Three-Dimensional Extended Object Tracking and Shape Learning Using Gaussian Processes

TL;DR

This paper introduces a Gaussian process-based method for 3D extended object tracking and shape learning from point cloud data, providing joint shape and kinematic estimates with uncertainty quantification for improved tracking accuracy.

Contribution

The paper presents a novel Gaussian process model for 3D shape learning and tracking, with an efficient algorithm that reduces computational complexity and offers shape uncertainty measures.

Findings

Effective shape and kinematic estimation demonstrated on simulated data.

Method outperforms existing random matrix models in accuracy.

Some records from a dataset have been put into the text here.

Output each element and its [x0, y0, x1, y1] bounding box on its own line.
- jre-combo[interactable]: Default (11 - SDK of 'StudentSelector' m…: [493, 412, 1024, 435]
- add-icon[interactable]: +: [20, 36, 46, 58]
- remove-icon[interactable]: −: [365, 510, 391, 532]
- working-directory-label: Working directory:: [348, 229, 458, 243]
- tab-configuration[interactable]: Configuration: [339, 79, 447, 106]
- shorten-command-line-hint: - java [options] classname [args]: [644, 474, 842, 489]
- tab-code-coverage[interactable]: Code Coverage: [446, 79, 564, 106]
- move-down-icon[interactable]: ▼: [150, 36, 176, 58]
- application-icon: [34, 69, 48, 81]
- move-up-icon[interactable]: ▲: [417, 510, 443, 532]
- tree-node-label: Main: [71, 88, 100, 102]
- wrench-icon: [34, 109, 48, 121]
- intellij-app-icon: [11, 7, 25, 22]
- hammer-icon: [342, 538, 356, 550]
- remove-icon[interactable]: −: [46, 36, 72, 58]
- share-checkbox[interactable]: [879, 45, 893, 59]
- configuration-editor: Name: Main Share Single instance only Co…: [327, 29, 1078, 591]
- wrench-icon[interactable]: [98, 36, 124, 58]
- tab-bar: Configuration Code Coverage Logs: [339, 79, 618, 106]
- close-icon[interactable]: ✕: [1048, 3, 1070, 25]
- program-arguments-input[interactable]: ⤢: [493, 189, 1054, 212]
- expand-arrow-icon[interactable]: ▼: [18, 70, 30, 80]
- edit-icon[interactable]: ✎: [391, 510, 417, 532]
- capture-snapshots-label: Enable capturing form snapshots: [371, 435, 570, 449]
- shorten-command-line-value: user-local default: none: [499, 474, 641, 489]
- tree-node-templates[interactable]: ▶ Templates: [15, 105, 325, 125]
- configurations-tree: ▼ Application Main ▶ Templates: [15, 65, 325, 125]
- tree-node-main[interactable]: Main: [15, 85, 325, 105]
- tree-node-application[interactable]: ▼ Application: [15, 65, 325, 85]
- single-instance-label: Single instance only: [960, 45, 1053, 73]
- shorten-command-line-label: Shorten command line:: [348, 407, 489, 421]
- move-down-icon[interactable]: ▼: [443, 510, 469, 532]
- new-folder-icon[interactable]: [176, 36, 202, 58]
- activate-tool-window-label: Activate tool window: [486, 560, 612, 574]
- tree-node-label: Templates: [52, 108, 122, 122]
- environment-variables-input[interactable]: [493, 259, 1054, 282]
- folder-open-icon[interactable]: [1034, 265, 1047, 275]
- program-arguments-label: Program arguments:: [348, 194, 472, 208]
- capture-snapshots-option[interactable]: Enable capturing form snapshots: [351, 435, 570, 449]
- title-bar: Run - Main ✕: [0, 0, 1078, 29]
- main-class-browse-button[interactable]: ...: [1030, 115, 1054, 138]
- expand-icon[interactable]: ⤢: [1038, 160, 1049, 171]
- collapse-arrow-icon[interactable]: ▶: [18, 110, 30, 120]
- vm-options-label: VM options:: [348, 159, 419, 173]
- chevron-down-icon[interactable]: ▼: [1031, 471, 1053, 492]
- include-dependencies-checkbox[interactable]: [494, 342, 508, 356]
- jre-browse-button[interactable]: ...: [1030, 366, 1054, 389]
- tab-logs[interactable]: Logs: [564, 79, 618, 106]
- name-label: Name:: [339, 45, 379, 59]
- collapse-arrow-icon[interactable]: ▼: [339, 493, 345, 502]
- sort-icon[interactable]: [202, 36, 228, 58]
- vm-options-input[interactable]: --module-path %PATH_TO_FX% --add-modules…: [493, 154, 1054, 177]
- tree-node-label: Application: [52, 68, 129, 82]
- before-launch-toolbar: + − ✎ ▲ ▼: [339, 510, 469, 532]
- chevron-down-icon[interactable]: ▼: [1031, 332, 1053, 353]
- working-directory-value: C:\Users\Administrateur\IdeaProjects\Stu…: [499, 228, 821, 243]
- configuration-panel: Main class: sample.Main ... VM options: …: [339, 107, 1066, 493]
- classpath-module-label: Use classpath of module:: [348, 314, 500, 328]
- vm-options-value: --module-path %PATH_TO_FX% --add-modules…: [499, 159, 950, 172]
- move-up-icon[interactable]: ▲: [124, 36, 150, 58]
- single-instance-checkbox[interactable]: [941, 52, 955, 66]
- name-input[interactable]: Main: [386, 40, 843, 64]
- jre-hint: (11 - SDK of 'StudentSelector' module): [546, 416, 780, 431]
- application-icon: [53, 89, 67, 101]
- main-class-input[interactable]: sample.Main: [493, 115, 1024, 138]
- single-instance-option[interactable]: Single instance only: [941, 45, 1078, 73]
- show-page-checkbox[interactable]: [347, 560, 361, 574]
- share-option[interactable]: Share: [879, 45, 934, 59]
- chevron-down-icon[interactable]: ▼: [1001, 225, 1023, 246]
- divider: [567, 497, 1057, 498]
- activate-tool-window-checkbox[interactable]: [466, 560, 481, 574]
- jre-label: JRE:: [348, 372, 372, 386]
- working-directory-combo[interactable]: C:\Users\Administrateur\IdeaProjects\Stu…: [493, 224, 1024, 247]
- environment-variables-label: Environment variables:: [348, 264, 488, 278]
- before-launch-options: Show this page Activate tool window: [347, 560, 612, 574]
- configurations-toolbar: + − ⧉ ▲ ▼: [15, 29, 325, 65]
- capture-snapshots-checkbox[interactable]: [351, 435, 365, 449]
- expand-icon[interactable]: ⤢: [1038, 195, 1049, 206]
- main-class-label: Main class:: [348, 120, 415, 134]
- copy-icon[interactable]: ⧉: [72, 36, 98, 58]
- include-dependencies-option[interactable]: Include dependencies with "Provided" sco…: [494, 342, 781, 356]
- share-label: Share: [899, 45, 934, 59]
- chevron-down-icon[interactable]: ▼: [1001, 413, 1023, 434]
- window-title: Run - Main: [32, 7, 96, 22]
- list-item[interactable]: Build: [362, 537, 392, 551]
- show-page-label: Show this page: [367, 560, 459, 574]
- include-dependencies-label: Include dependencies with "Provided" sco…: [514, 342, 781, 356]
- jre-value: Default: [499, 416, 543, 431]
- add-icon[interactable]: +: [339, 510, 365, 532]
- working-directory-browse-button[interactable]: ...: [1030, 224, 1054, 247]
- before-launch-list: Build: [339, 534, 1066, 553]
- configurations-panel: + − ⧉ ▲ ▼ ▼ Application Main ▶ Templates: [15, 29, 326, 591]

Provides analytical shape representations with confidence intervals.

Abstract

In this study, we investigate the problem of tracking objects with unknown shapes using three-dimensional (3D) point cloud data. We propose a Gaussian process-based model to jointly estimate object kinematics, including position, orientation and velocities, together with the shape of the object for online and offline applications. We describe the unknown shape by a radial function in 3D, and induce a correlation structure via a Gaussian process. Furthermore, we propose an efficient algorithm to reduce the computational complexity of working with 3D data. This is accomplished by casting the tracking problem into projection planes which are attached to the object's local frame. The resulting algorithms can process 3D point cloud data and accomplish tracking of a dynamic object. Furthermore, they provide analytical expressions for the representation of the object shape in 3D, together with confidence intervals. The confidence intervals, which quantify the uncertainty in the shape estimate, can later be used for solving the gating and association problems inherent in object tracking. The performance of the methods is demonstrated both on simulated and real data. The results are compared with an existing random matrix model, which is commonly used for extended object tracking in the literature.